What you usually don’t hear about in the news are the thousands of people who are helped each year because they decided to take part in a clinical trial. You also aren’t likely to hear about the millions who benefit from others’ participation in clinical trials.
Clinical trials are only a small part of the research that goes into developing a new treatment. Drugs of the future, for example, first have to be discovered or created, purified, described, and tested in labs (in cell and animal studies) before ever reaching human clinical trials. Of all the substances that are tested in these early stages, very few are promising enough to be tested in humans.
On average, a new cancer drug has been studied for at least six years before it even makes it to clinical trials. But the major holdup in making new cancer drugs available is how long it takes to complete clinical trials themselves. It takes an average of about 8 years from the time a cancer drug enters clinical trials until it’s approved.
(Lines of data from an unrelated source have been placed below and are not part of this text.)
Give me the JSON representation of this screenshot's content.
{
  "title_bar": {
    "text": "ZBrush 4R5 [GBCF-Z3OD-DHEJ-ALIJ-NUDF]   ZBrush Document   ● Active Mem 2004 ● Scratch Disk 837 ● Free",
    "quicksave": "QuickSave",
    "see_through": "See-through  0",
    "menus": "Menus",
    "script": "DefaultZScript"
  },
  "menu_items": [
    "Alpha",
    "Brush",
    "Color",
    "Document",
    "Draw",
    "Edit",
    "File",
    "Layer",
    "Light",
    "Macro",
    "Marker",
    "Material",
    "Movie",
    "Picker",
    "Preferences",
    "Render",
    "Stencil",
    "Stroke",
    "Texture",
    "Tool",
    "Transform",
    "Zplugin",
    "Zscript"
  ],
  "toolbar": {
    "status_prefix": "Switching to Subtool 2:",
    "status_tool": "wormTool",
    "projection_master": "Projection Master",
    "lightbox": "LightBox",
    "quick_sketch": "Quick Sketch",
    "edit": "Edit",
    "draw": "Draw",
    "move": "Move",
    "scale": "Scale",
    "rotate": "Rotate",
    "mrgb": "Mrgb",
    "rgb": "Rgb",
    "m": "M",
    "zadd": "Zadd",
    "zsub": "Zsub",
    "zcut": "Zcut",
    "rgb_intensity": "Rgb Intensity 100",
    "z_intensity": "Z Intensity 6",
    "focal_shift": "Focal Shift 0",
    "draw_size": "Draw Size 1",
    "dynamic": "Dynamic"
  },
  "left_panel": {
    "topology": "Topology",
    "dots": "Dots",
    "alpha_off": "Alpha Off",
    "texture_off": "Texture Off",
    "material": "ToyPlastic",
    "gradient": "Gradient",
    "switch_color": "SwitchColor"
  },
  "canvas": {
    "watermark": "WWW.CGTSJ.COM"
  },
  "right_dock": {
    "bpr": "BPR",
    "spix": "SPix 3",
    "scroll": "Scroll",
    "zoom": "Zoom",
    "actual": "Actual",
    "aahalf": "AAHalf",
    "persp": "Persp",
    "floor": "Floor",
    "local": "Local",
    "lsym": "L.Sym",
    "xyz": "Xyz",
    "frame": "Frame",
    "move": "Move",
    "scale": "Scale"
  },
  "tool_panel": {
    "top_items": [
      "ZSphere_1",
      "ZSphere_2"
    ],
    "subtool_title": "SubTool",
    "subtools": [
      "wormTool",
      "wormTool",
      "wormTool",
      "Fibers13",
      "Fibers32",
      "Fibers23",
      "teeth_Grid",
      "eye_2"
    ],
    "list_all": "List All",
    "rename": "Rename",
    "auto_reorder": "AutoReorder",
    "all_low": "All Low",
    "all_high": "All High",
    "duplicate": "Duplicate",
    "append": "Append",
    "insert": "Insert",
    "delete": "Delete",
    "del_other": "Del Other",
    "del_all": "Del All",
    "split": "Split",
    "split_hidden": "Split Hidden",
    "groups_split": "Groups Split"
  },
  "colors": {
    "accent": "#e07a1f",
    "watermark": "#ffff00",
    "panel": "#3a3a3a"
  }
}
To be sure it’s safe and effective, researchers look at each new treatment in several different studies. Only certain people are eligible (meet the requirements) to take part in each clinical trial. And cancer clinical trials take years to complete. It takes months, if not years, to see if a cancer treatment works in any one person. And figuring out if a drug really improves survival can take a very long time.
The biggest barrier to completing clinical trials is that not enough people take part in them. Fewer than 5% of adults (less than 1 in 20) with cancer will take part in a clinical trial. But clinical trials are much more commonly used to treat children with cancer. In fact, 60% of children under age 15 participate in clinical trials. This is one reason that survival rates for childhood cancer have increased so dramatically in the last few decades.
View Clinical Trials Available at TMH
Through our affiliation with University of Florida Health, the Tallahassee Memorial Cancer Center is proud to offer clinical trials in addition to access to an expanded network of physicians and the latest oncology education without having to leave the Tallahassee area.
The network of clinical trials that are being offered as a result of the TMH/UF Health partnership is called NRG Oncology -- which is under the National Clinical Trials Network of the National Cancer Institute (NCI). NRG is a participant in the Cancer Moonshot program led by Vice President Joe Biden to streamline and enable collaboration among cancer doctors to fight cancer smarter and faster by working together on trials.
In addition, the Tallahassee Memorial Cancer Center is working directly with the companies that make drugs, as well as the Florida State University College of Medicine, to bring the best trial options to our patients.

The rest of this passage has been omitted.